I can show you a solution that I suspect is $O(n \log n)$, but I haven't proven the runtime. Edit: Following a linked solution, I amended this solution to be simpler and run in $O(n \log n)$.
So the issue is that if you take a greedy approach, you might choose a 'bad' segment that blocks a favorable choice later. That is, choices you make at the beginning affect what choices you have available later on. This suggests a dynamic programming approach.
First step is to sort the segments by their start times. Then, you need to define exactly what you're going to calculate. We'll define $numsegs(i)$ as the max number of segments possible when segment $i$ is included and has the earliest start time of all included segments.
Then your final answer is going to be the maximum of value of $numsegs(i)$ for all possible values of $i$. Now you need a formula for $numsegs(i)$.
Think about how to calculate $numsegs(0)$, the maximum segment count when you include the first segment. If we include the first segment, then we can only include other segments that begin after the first segment ends.
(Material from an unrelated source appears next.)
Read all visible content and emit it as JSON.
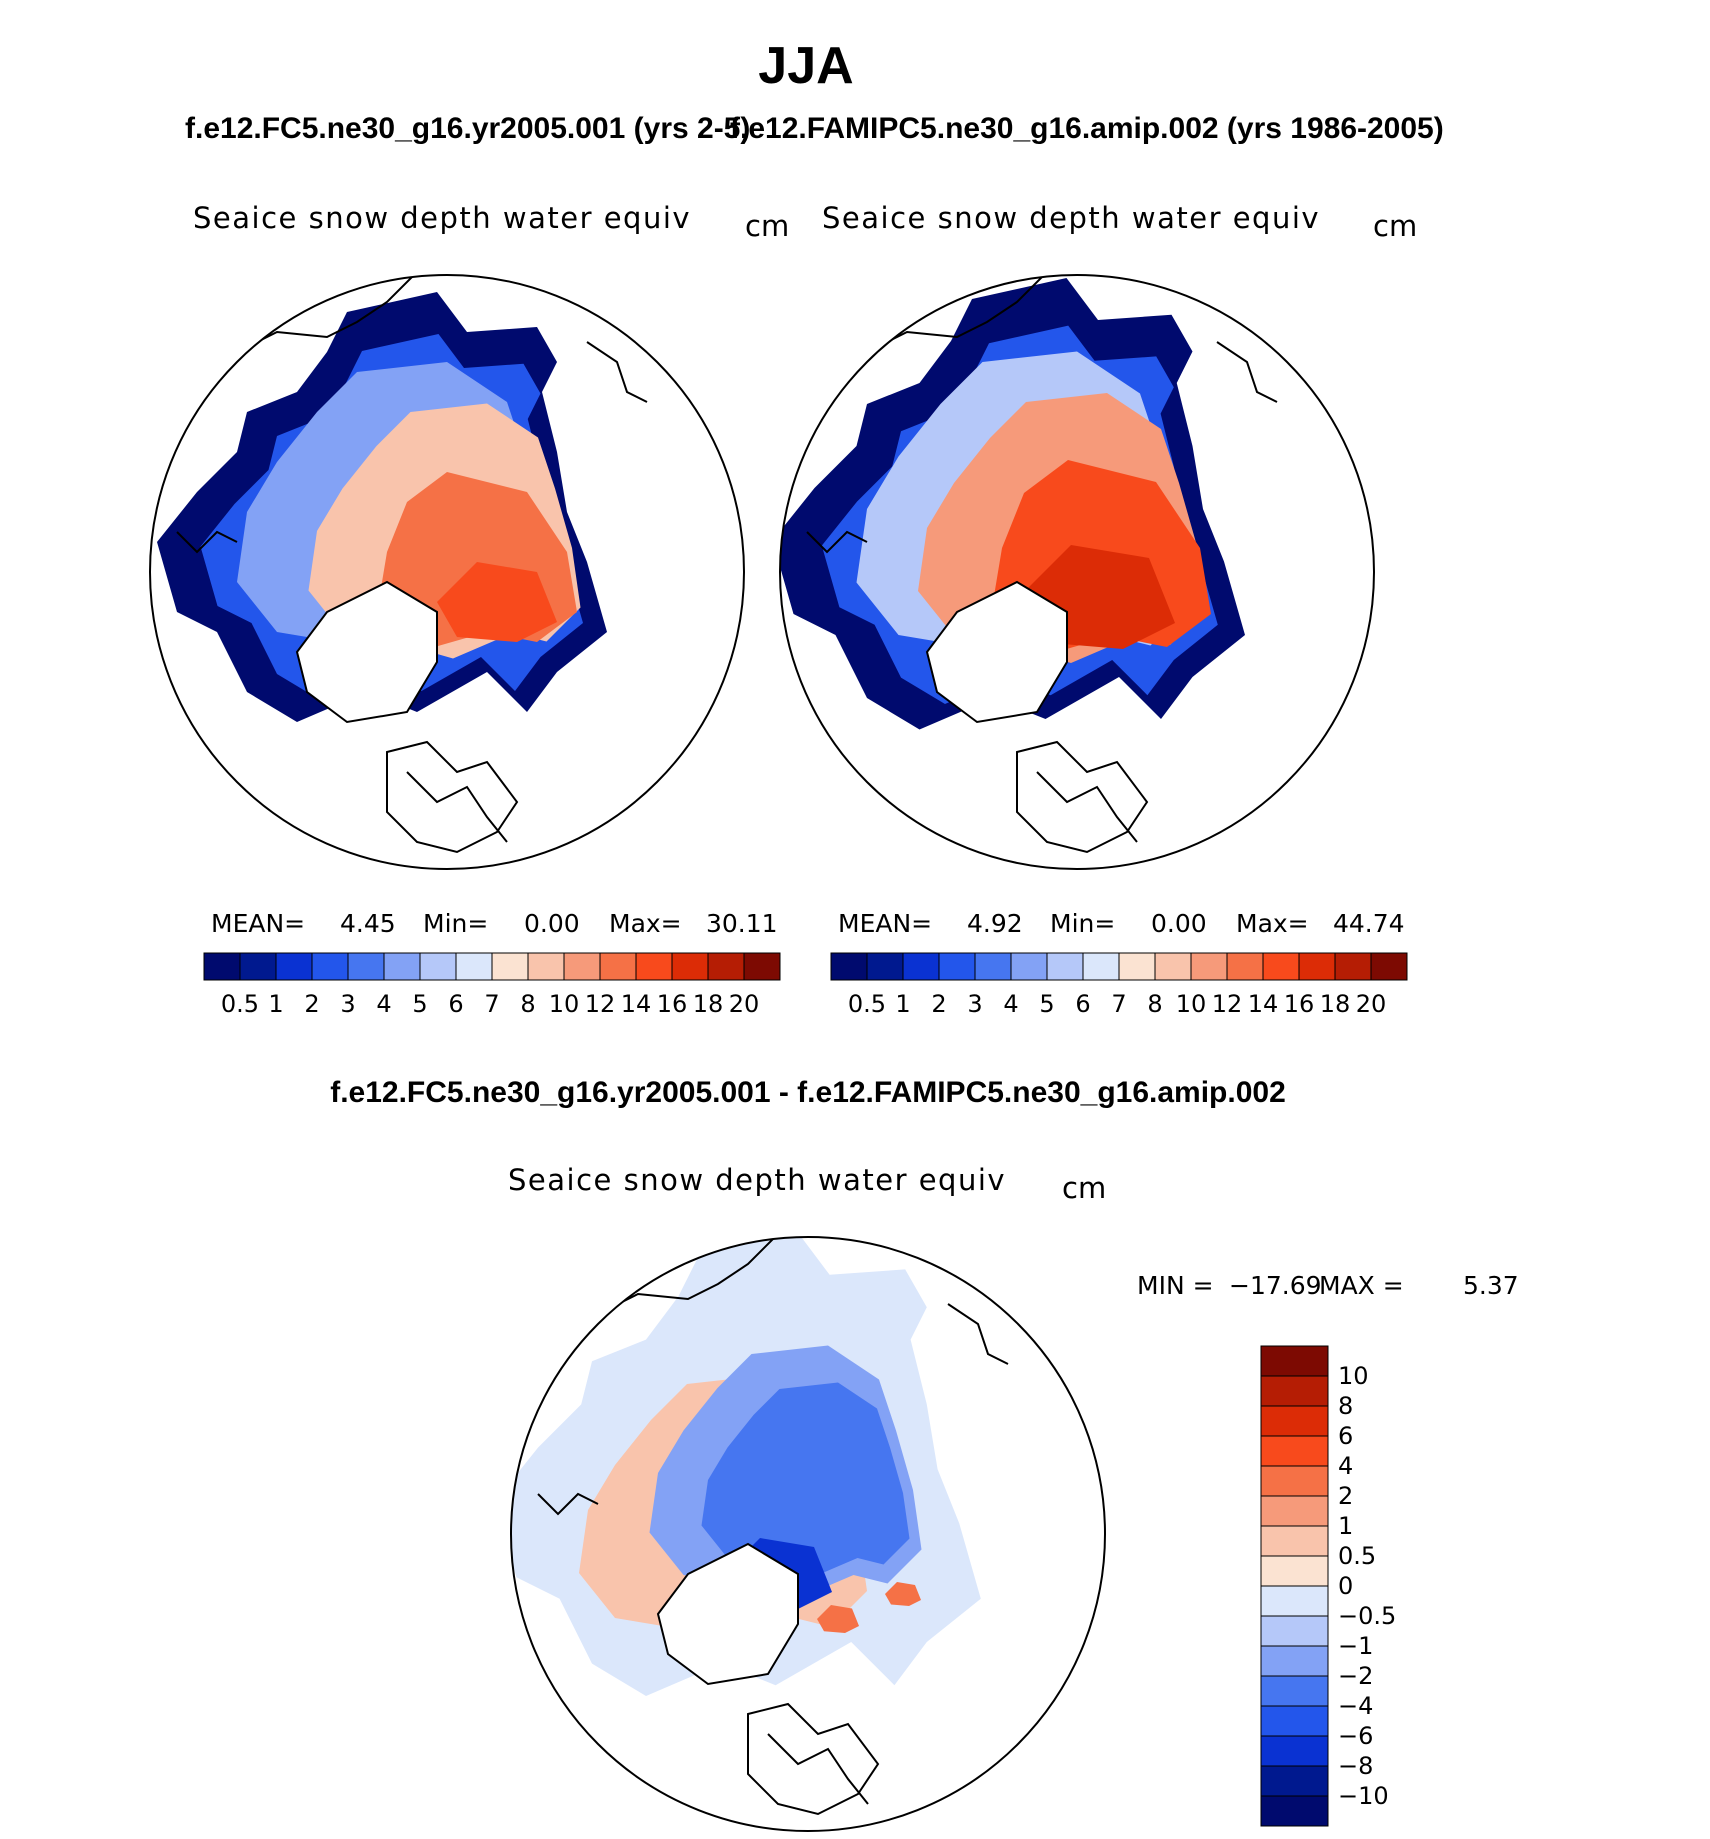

So we need to find the index of the first segment that is compatible with segment 0. We can do this in $O(\log n)$ time with a simple binary search - let that index be $k$. Now, we can say that $numsegs(0)$ is 1 (for segment 0) plus the maximum of $numsegs(k), numsegs(k+1), \dots, numsegs(n)$. (There's an edge case to consider as well. If segment $i$ doesn't have any compatible segments after it, then $numsegs(i)$ is just 1.)
You can compute $numsegs(i)$ in a very similar way. Note that $numsegs(i)$ depends only on $numsegs$ values greater than $i$. Therefore we can compute $numsegs(n-1)$ first, then $numsegs(n-2)$, and so on, caching the values as we go, and we'll never have to recalculate any $numsegs$ values.
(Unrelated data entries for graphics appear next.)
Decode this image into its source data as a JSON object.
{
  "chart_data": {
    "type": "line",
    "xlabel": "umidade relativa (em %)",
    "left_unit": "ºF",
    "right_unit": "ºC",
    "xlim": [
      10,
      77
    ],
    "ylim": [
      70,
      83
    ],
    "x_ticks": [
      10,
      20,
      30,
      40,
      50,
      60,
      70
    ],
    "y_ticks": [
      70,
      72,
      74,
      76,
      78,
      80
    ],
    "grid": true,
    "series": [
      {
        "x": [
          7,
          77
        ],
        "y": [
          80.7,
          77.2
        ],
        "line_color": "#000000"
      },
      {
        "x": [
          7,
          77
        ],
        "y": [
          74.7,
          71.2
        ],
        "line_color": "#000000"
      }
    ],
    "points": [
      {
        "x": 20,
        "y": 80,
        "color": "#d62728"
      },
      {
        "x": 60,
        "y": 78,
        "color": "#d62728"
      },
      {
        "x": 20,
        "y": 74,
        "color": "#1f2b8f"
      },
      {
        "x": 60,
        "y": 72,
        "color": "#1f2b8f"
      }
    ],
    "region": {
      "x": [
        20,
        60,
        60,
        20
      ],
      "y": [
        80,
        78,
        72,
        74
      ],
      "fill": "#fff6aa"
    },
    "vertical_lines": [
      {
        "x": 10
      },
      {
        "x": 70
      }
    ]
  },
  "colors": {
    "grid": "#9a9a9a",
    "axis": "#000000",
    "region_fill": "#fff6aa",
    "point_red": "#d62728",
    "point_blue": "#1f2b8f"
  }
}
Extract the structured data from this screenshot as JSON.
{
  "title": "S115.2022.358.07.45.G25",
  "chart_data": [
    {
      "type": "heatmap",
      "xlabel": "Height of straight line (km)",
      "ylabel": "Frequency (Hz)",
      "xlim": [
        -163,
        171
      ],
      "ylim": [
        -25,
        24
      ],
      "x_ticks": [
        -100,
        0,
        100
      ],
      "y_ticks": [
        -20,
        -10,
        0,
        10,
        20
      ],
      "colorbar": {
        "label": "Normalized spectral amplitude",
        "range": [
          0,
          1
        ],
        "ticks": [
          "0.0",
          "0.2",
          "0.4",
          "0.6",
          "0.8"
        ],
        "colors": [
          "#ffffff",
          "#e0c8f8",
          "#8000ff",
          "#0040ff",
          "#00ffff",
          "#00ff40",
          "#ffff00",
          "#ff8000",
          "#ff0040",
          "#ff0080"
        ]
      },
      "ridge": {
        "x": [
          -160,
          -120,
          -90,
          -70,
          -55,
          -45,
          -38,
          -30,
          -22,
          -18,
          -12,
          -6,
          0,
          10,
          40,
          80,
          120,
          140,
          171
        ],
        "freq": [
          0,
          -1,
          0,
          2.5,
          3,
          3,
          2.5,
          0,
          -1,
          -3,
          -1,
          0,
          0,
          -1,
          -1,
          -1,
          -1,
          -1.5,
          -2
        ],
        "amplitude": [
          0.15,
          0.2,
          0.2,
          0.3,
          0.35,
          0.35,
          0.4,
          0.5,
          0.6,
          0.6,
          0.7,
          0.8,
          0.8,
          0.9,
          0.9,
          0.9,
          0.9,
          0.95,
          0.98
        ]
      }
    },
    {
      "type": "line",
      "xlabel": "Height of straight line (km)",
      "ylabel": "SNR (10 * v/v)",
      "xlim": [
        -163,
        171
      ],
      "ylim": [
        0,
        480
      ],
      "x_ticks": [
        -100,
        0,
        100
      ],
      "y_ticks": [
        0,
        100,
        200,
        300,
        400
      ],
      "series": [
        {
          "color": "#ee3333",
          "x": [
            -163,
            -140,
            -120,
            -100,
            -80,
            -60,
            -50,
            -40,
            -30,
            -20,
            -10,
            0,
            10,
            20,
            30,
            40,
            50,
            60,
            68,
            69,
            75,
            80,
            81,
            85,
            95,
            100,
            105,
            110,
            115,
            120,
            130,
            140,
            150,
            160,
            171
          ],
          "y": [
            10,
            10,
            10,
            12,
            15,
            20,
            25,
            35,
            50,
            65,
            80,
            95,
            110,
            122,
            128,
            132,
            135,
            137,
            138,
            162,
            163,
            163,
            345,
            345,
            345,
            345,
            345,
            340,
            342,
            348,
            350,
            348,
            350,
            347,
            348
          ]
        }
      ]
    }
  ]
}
This solution is actually $O(n^2)$. To compute $numsegs(i)$, you have to find the maximum among potentially $n-i$ following $numsegs$ values. How then to get the total runtime down to $O(n \log n)$?
Edit: As a linked solution pointed out, we can compute the maximum quickly using caching. Suppose we want to know the maximum $numsegs$ value starting from index $k$. We can just compare $numsegs(k)$ to the maximum starting from $numsegs(k+1)$, which we cached in a previous step.